Gericht darf Rechtsauffassung nicht ohne Hinweis ändern

Ein Gericht darf im Laufe eines Verfahrens seine Rechtsauffassungen nicht ändern, wie die sprichwörtliche Unterwäsche. Heute Hü und morgen Hott geht nicht - das hat mit rechtsstaatlichen Grundsätzen wenig zu tun. Darum stehen die Chancen für betroffene Parteien und ihre Anwälte nach einer neuen BGH-Entscheidung gut, Überraschungsentscheidungen wieder aus der Welt zu bekommen.

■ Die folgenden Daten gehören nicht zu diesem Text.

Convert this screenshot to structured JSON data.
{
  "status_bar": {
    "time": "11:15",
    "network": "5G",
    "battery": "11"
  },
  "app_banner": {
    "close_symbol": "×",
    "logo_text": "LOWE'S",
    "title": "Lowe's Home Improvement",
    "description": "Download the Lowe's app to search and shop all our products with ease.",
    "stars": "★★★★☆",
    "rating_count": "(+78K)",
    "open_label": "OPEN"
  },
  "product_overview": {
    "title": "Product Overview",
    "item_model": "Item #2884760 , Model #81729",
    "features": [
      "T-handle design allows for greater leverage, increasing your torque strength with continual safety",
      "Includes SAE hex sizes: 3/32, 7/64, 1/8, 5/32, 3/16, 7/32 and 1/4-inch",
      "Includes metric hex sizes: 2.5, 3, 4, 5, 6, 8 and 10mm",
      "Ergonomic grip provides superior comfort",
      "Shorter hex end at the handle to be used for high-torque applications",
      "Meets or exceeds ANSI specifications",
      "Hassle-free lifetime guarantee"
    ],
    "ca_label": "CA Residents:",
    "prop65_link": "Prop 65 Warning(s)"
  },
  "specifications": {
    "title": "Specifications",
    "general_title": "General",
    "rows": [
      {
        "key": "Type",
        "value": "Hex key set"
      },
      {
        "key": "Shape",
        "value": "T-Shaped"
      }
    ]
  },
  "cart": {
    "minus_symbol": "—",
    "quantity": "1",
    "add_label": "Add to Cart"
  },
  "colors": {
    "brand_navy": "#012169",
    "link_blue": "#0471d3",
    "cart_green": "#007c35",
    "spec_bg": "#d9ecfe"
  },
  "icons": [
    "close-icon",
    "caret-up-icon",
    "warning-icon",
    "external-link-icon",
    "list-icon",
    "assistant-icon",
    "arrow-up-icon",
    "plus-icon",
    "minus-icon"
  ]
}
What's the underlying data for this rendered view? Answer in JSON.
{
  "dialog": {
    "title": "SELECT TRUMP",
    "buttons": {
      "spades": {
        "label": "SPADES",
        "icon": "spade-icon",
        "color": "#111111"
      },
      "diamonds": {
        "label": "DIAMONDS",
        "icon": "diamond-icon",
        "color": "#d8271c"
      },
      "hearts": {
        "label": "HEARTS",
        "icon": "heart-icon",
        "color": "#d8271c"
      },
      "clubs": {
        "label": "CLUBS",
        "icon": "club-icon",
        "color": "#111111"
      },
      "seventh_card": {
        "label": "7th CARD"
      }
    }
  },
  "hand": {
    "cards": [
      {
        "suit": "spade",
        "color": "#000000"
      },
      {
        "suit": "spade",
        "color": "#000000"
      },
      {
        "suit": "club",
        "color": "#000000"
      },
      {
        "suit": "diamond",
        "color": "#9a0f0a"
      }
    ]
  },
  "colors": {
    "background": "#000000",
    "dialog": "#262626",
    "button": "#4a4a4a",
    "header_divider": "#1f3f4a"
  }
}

Erteilt das Gericht einen rechtlichen Hinweis in einer entscheidungserheblichen Frage, so darf es diese Frage im Urteil nicht abweichend von seiner geäußerten Rechtsauffassung entscheiden, ohne die Verfahrensbeteiligten zuvor auf die Änderung der rechtlichen Beurteilung hingewiesen. Dabei muss ihnen auch Gelegenheit zur Stellungnahme gegeben werden. Das hat der BGH im Zusammenhang mit Schadensersatzforderungen nach einem Verkehrsunfall entschieden.

Manipulierten Unfall: ja oder nein?

Ein Kläger hatte nach einem Verkehrsunfall Reparaturkosten in Höhe von 25.000 EUR eingeklagt, die erstinstanzlich wegen eines manipulierten Unfalls abgewiesen worden waren. Die Berufungsinstanz dagegen verurteilte den Beklagten zur Zahlung des Unfallschadens. Und das, obwohl das Berufungsgericht in einer eigenen Verfügung sowie in der mündlichen Verhandlung darauf hingewiesen hatte, dass die Berufung des Klägers unbegründet sein dürfte.

Das Landgericht sei zutreffend zu dem Ergebnis gelangt, dass im vorliegenden Fall zahlreiche typische Indizien vorlägen, die für das Vorliegen eines manipulierten Unfalls sprächen. Die Häufung derartiger manipulationstypischer Umstände lasse keinen Zweifel daran aufkommen, dass es sich um einen gestellten Unfall gehandelt haben dürfte.

BGH rückt das Fehlurteil wieder gerade

Der BGH hob die zweitinstanzliche Entscheidung wieder auf. Das Berufsgericht habe das Recht des Beklagten auf Gewährung rechtlichen Gehörs aus Art 103 Absatz 1 GG verletzt. Der Artikel räumt dem Einzelnen das Recht ein, vor einer Entscheidung, die seine Rechte betrifft, zu Wort zu kommen, um Einfluss auf das Verfahren und sein Ergebnis nehmen zu können.

Parteien müssen wissen, in welche Richtung die Verfahrens-Reise geht

„Zwar muss ein Verfahrensbeteiligter grundsätzlich alle vertretbaren rechtlichen Gesichtspunkte von sich aus in Betracht ziehen und seinen Vortrag hierauf einstellen. Eine dem verfassungsrechtlichen Anspruch genügende Gewährleistung rechtlichen Gehörs setzt aber voraus, dass ein Verfahrensbeteiligter bei Anwendung der von ihm zu verlangenden Sorgfalt erkennen kann, auf welche Gesichtspunkte es für die Entscheidung ankommen kann“, betonte das Gericht.

Rechtliche Hinweise sind kein reiner Smalltalk

Erteile das Gericht einen rechtlichen Hinweis in einer entscheidungserheblichen Frage, so dürfe es diese Frage im Urteil nicht abweichend von seiner geäußerten Rechtsauffassung entscheiden, ohne die Verfahrensbeteiligten zuvor auf die Änderung der rechtlichen Beurteilung hingewiesen und ihnen Gelegenheit zur Stellungnahme gegeben zu haben.

Das angegriffene Urteil beruht nach Ansicht des Gerichts auch auf diesem Gehörsverstoß. Es sei nicht auszuschließen, dass das Berufungsgericht seine Rechtsauffassung überdacht hätte, wenn der Beklagte Gelegenheit gehabt hätte, auf die gegen die Rechtsauffassung des Berufungsgerichts sprechenden Gesichtspunkte hinzuweisen.

(BGH, Beschluss vom 29.4.2014, VI ZR 530/12).